What environment information do you need?

The Dockerfile is the same as in the LangServe documentation:

FROM python:3.11-slim

RUN pip install poetry==1.6.1

RUN poetry config virtualenvs.create false

WORKDIR /code

COPY ./pyproject.toml ./README.md ./poetry.lock* ./

COPY ./package[s] ./packages

RUN poetry install  --no-interaction --no-ansi --no-root

COPY ./app ./app

RUN poetry install --no-interaction --no-ansi

ARG PORT

EXPOSE ${PORT:-8080}

CMD exec uvicorn app.server:app --host 0.0.0.0 --port ${PORT:-8080}

Environment variables that I'm specifying:

LANGCHAIN_API_KEY=some_value
LANGCHAIN_ENDPOINT=https://api.smith.langchain.com
LANGCHAIN_PROJECT=langserve-staging
LANGCHAIN_TRACING_V2=true
OPENAI_API_KEY=some_value
ANTHROPIC_API_KEY=some_value
eyurtsev commented 1 month ago

@lukasugar cool that's complete.

I was looking for any env information that could possibly change the instantiation of the httpx client used in ChatOpenAI (e.g., OPENAI_PROXY) to see if by any chance gets rid of the max limit on the number of connections in the connection pool.

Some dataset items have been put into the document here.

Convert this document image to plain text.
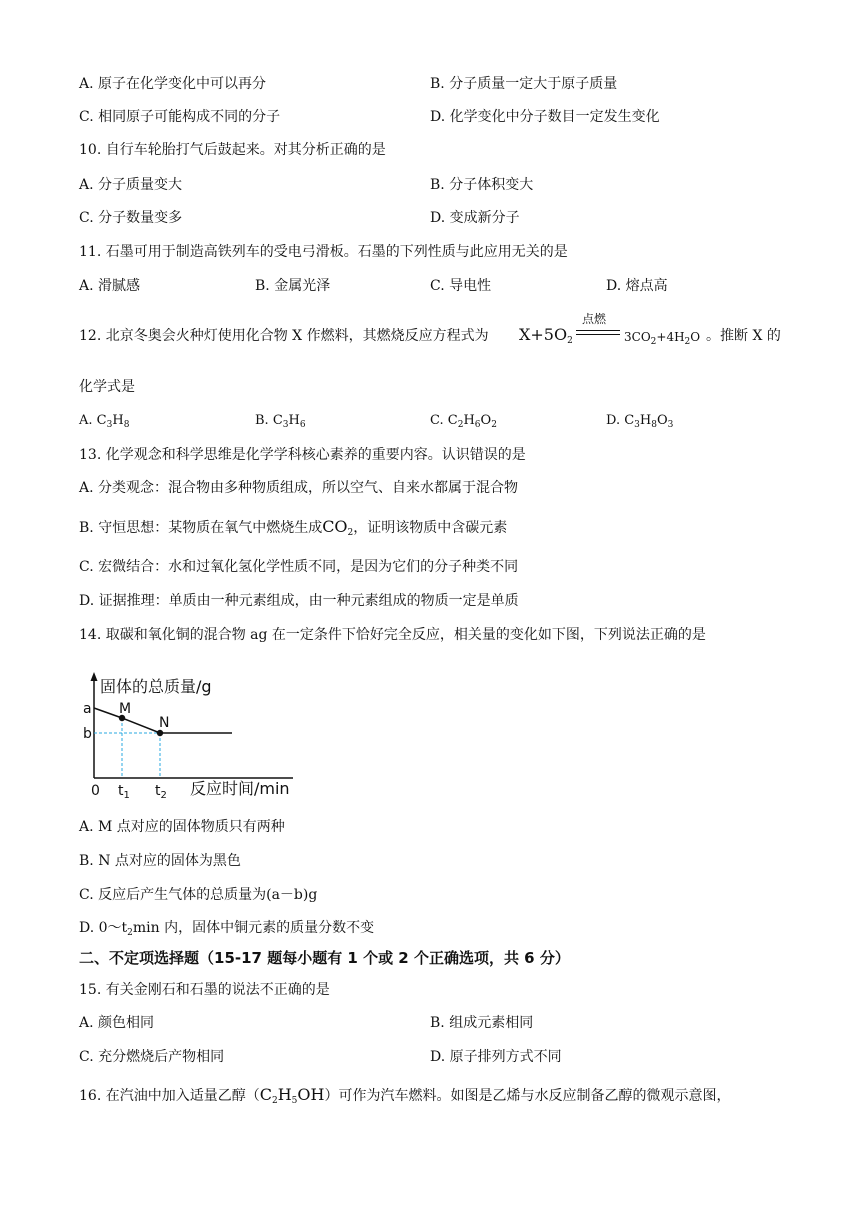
A. 原子在化学变化中可以再分	B. 分子质量一定大于原子质量
C. 相同原子可能构成不同的分子	D. 化学变化中分子数目一定发生变化
10. 自行车轮胎打气后鼓起来。对其分析正确的是
A. 分子质量变大	B. 分子体积变大
C. 分子数量变多	D. 变成新分子
11. 石墨可用于制造高铁列车的受电弓滑板。石墨的下列性质与此应用无关的是
A. 滑腻感	B. 金属光泽	C. 导电性	D. 熔点高
12. 北京冬奥会火种灯使用化合物 X 作燃料，其燃烧反应方程式为 $X+5O_2$
点燃
$3CO_2+4H_2O$ 。推断 X 的
化学式是
A. $C_3H_8$	B. $C_3H_6$	C. $C_2H_6O_2$	D. $C_3H_8O_3$
13. 化学观念和科学思维是化学学科核心素养的重要内容。认识错误的是
A. 分类观念：混合物由多种物质组成，所以空气、自来水都属于混合物
B. 守恒思想：某物质在氧气中燃烧生成$CO_2$，证明该物质中含碳元素
C. 宏微结合：水和过氧化氢化学性质不同，是因为它们的分子种类不同
D. 证据推理：单质由一种元素组成，由一种元素组成的物质一定是单质
14. 取碳和氧化铜的混合物 ag 在一定条件下恰好完全反应，相关量的变化如下图，下列说法正确的是
固体的总质量/g
a
b
M
N
0 $t_1$ $t_2$ 反应时间/min
A. M 点对应的固体物质只有两种
B. N 点对应的固体为黑色
C. 反应后产生气体的总质量为(a－b)g
D. $0\sim t_2\min$ 内，固体中铜元素的质量分数不变
二、不定项选择题（15-17 题每小题有 1 个或 2 个正确选项，共 6 分）
15. 有关金刚石和石墨的说法不正确的是
A. 颜色相同	B. 组成元素相同
C. 充分燃烧后产物相同	D. 原子排列方式不同
16. 在汽油中加入适量乙醇$(C_2H_5OH)$可作为汽车燃料。如图是乙烯与水反应制备乙醇的微观示意图，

https://github.com/langchain-ai/langchain/blob/b3a23ddf9378a2616e35077b6d82d8fd1ef60cbc/libs/partners/openai/langchain_openai/chat_models/base.py#L410-L410

But that's not the case, and I don't think that's where the issue is from.


Are you able to isolate further and determine whether just deploying the prompt re-produces the issue?

# Chain definition
prompt = ChatPromptTemplate.from_messages(
    [
        (
            "system",
            "You're a helpfull assistant. Talk with user using pirate language.",
        ),
        ("user", "{text}"),
    ]
)

# server.py
add_routes(app, prompt, path="/prompt")
lukasugar commented 1 month ago

I've tried running ChatOpenAI as the only runnable in the chain - and the memory is still leaking.

Here's the code:

from langchain_openai import ChatOpenAI
from langserve import add_routes

add_routes(app, ChatOpenAI(model="gpt-4o-mini"), path="/chat_openai_plain")

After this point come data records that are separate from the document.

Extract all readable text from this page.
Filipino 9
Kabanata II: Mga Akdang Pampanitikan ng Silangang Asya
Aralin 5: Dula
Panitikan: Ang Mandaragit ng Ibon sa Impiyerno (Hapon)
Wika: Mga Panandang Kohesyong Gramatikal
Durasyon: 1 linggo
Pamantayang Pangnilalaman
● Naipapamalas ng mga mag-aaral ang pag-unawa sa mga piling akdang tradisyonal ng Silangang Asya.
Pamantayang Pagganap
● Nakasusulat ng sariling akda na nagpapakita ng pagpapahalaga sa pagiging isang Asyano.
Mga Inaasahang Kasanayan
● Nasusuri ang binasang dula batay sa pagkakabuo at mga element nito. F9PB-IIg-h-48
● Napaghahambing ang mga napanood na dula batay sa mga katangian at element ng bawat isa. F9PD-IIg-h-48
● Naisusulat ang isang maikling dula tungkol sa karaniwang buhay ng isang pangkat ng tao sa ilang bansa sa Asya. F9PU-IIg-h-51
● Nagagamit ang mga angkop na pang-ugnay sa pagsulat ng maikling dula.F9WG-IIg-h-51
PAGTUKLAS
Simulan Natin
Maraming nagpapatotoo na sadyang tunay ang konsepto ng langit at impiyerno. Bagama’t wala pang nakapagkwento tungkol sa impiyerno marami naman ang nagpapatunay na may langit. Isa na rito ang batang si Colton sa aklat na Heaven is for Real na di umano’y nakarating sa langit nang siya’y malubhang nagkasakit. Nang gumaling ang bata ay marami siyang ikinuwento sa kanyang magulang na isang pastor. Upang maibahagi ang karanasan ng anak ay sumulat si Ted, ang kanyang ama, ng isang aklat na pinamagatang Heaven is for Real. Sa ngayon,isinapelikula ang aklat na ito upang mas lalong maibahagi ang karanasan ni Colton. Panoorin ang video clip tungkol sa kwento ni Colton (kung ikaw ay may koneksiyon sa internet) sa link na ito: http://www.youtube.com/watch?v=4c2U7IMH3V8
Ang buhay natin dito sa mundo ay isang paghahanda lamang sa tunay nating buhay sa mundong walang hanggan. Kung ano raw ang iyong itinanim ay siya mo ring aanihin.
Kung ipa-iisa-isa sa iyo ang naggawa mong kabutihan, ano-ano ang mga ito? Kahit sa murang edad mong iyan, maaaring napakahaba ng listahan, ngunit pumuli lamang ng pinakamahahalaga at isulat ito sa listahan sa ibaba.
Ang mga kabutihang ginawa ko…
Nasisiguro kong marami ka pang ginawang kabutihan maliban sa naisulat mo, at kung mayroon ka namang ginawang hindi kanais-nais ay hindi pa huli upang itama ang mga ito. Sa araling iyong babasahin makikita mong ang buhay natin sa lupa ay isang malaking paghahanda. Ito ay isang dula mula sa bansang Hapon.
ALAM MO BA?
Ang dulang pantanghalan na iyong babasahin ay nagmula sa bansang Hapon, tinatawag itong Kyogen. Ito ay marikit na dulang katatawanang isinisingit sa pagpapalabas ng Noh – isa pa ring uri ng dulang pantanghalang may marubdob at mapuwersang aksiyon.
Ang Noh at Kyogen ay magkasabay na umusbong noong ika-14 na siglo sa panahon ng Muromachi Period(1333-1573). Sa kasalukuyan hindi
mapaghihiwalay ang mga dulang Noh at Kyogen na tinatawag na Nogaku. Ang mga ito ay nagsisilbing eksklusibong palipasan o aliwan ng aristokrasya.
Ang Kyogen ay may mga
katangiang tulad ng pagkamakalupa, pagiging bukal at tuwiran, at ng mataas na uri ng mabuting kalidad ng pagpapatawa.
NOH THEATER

The chat now contains only ChatOpenAI and the memory is leaking (orange line). After few thousand requests, memory went from 200MB -> 500MB.

image
lukasugar commented 1 month ago

@eyurtsev I've ran the experiment with returning only the prompt. The memory is leaking:

image

I'm using the exact code as in your example.

@lukasugar cool that's complete.

I was looking for any env information that could possibly change the instantiation of the httpx client used in ChatOpenAI (e.g., OPENAI_PROXY) to see if by any chance gets rid of the max limit on the number of connections in the connection pool.

https://github.com/langchain-ai/langchain/blob/b3a23ddf9378a2616e35077b6d82d8fd1ef60cbc/libs/partners/openai/langchain_openai/chat_models/base.py#L410-L410

But that's not the case, and I don't think that's where the issue is from.

Are you able to isolate further and determine whether just deploying the prompt re-produces the issue?

# Chain definition
prompt = ChatPromptTemplate.from_messages(
    [
        (
            "system",
            "You're a helpfull assistant. Talk with user using pirate language.",
        ),
        ("user", "{text}"),
    ]
)

# server.py
add_routes(app, prompt, path="/prompt")
eyurtsev commented 1 month ago

OK great this rules out anything specific to chat models.

There's one more potential source which is the langsmith-sdk LANGCHAIN_TRACING_V2=false -- this also makes network connections so it could explain the oserror.

If it's also not that, I'll need a bit of time to dig in since it's either pydantic or glue code in langserve. If it's pydantic, you'll need to force restart the workers as a work-around and hope that it gets resolved when we upgrade to pydantic 2 (tentatively next month).

lukasugar commented 1 month ago

I'll disable tracing and check if it changes anything

lukasugar commented 1 month ago

I'm a bit confused... I disabled langsmith tracing (removed the environment variables). It seems that there still is a memory leak, but it's less deterministic, it doesn't happen with all calls.

Memory:

image

Requests:

image

It looks like:

So, disabling langsmith tracing helps, but it's not the only reason for memory leaks.

I don't see a great solution:

And there still are some memory leaks...

lukasugar commented 1 month ago

@eyurtsev do you think the pydantic 2 update will fix the memory leaks? Could you please find someone from the LangSmith team look into the issue as well? Thanks!

eyurtsev commented 1 month ago

@lukasugar thanks!

do you think the pydantic 2 update will fix the memory leaks?

I don't know since we still need to isolate exactly where it is. It could be that there's some easy to fix bug in core or langsmith or langserve that's not related to pydantic.

Could you please find someone from the LangSmith team look into the issue as well?

Yes of course!

eyurtsev commented 1 month ago

@lukasugar while we're investigating you should be able to use this work-around: https://www.uvicorn.org/settings/#resource-limits

--limit-max-requests

eyurtsev commented 1 month ago

@lukasugar I haven't been able to reproduce any issues as long as langsmith tracer is either disabled or else configured properly (i.e. not rate limited).

Could you configure a logger and check if you're getting warnings from the langsmith client about getting rate limited?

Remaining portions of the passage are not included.